Two years ago I had a strange idea. I thought about writing letters to myself in order to show the difference a year could make. I was tired of living day to day and seeing no progress in my weight, my health, my mental illness, my relationships and my spirit. I focused mostly on weight this year and paying attention to my body, which really did help - even if sometimes I didn't lose weight, or still ended up sick.
I can't believe it's been two years since that original letter was posted and I started this journey. It's become one of my favorite parts of this blog and though the changes I've made have been small, I am seeing the difference. I am listening to my past self and learning to not repeat past mistakes.

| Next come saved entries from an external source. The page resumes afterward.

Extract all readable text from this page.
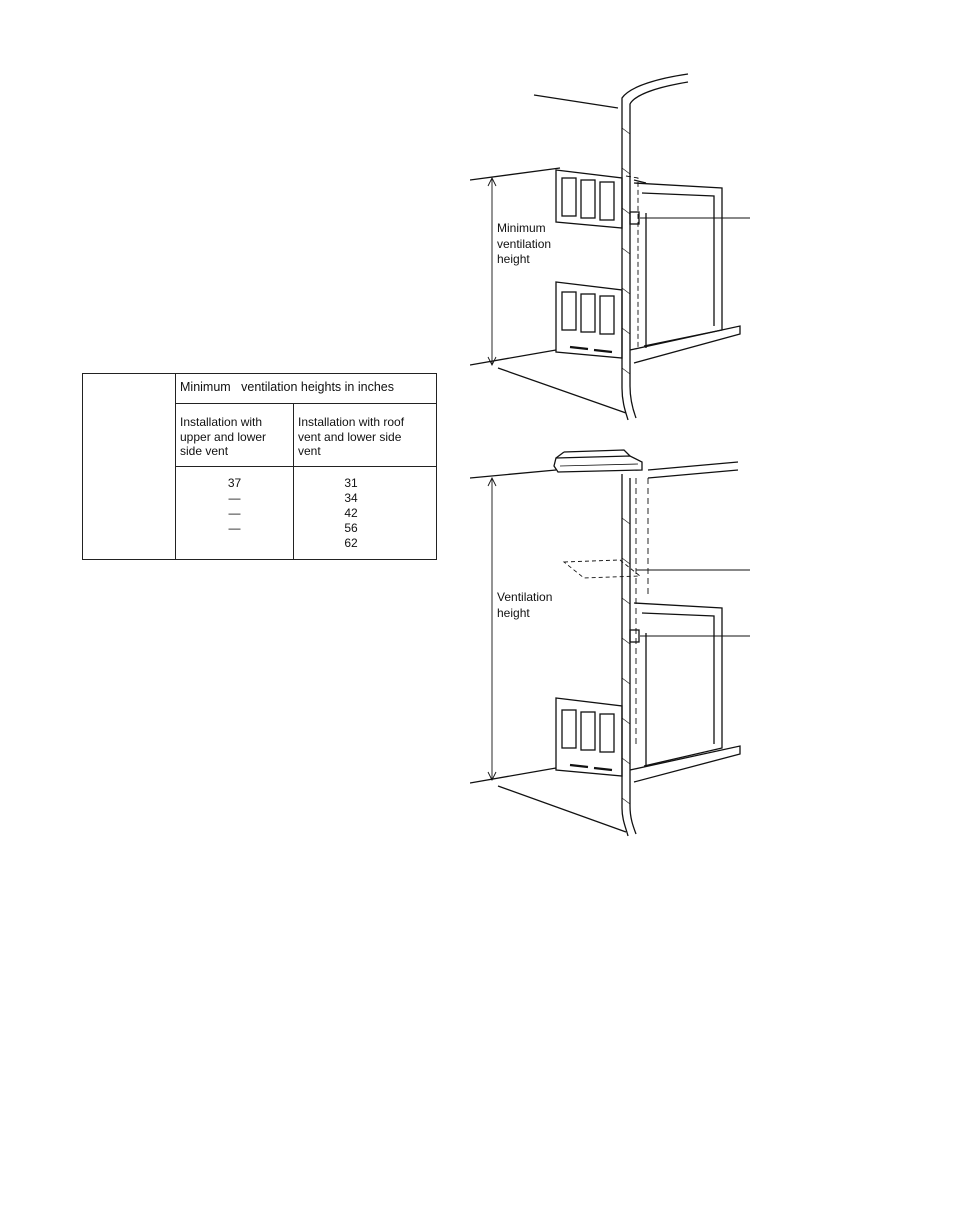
Minimum   ventilation heights in inches
Installation with
upper and lower
side vent
Installation with roof
vent and lower side
vent
37
—
—
—
31
34
42
56
62
Minimum
ventilation
height
Ventilation
height
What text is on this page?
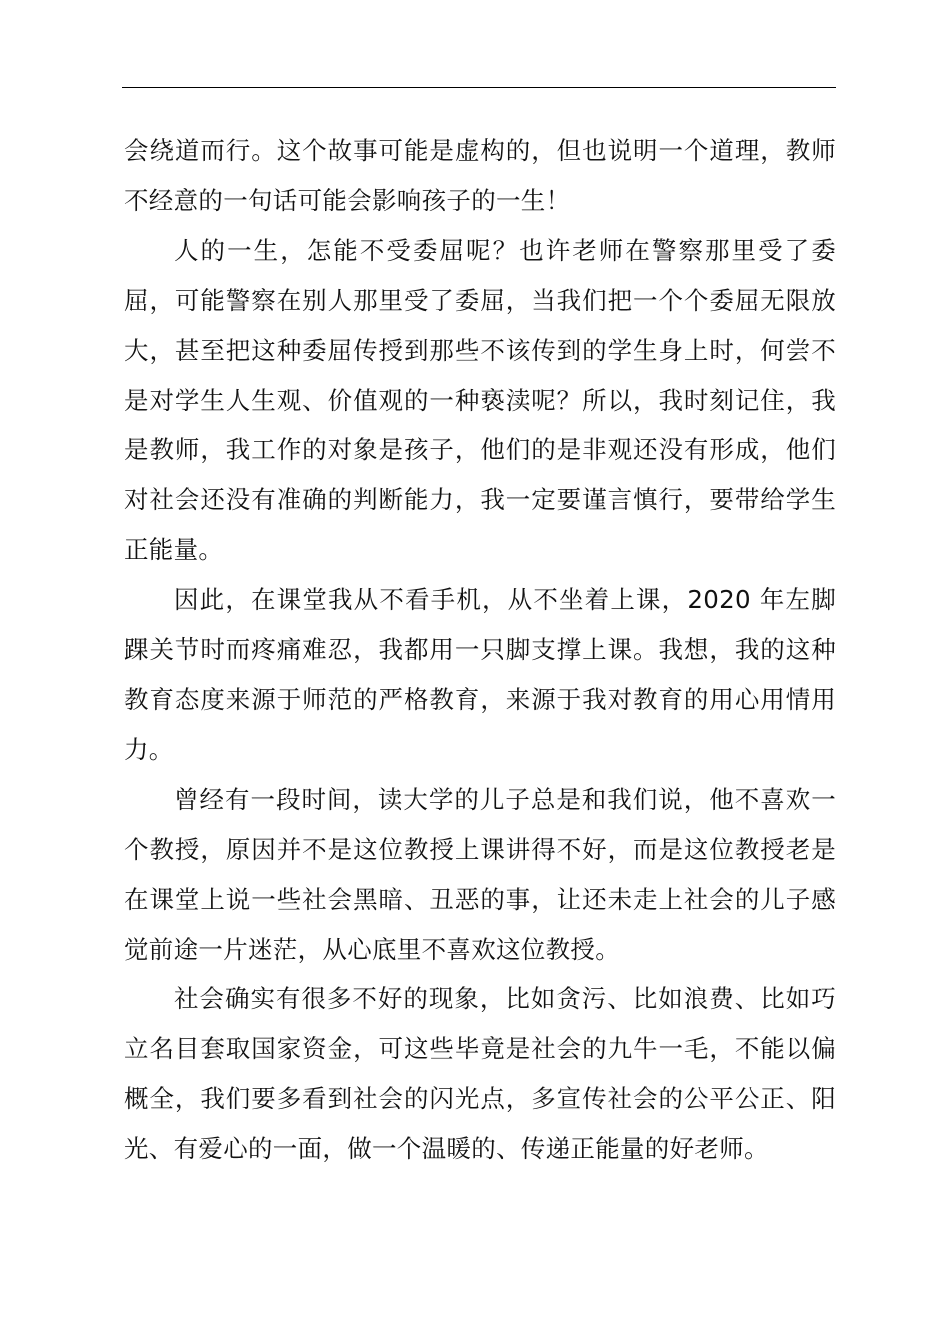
会绕道而行。这个故事可能是虚构的，但也说明一个道理，教师不经意的一句话可能会影响孩子的一生！

人的一生，怎能不受委屈呢？也许老师在警察那里受了委屈，可能警察在别人那里受了委屈，当我们把一个个委屈无限放大，甚至把这种委屈传授到那些不该传到的学生身上时，何尝不是对学生人生观、价值观的一种亵渎呢？所以，我时刻记住，我是教师，我工作的对象是孩子，他们的是非观还没有形成，他们对社会还没有准确的判断能力，我一定要谨言慎行，要带给学生正能量。

因此，在课堂我从不看手机，从不坐着上课，2020 年左脚踝关节时而疼痛难忍，我都用一只脚支撑上课。我想，我的这种教育态度来源于师范的严格教育，来源于我对教育的用心用情用力。

曾经有一段时间，读大学的儿子总是和我们说，他不喜欢一个教授，原因并不是这位教授上课讲得不好，而是这位教授老是在课堂上说一些社会黑暗、丑恶的事，让还未走上社会的儿子感觉前途一片迷茫，从心底里不喜欢这位教授。

社会确实有很多不好的现象，比如贪污、比如浪费、比如巧立名目套取国家资金，可这些毕竟是社会的九牛一毛，不能以偏概全，我们要多看到社会的闪光点，多宣传社会的公平公正、阳光、有爱心的一面，做一个温暖的、传递正能量的好老师。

I originally started comparing the photos in order to try to motivate me for weight loss, or at the very least be able to see the weight loss even if the pounds didn't seem to be shedding.
What I didn't expect to see was how over the past two years I've come alive in these photos.
|Jan 2010 - Dec 2012|
I've gone from tired and depressed, to awake, joyous and celebratory. I can look at pictures from two or three years ago and not recognize the girl in the photos. But I can look at pictures now and see a resemblance to the girl I used to be. The girl I was when I was a fifteen year old trouble making teen. The girl I was when I got married. The girl I was before illness (both mental and physical) wore me down and tried to erase my soul.
I don't look in the mirror and see this girl anymore. She is tired and in pain, but afraid to talk about it. She's battling mental illness on her own, unwilling to tell a soul, even her husband. She hates herself, her weight, and is afraid of changing because she's grown used to this place of emptiness. She is run down and stressed out. She doesn't feel worth much.
This girl is beautiful and awkward and unafraid to be both at the same time.
She embraces the weird in her and is no longer scared to laugh at herself.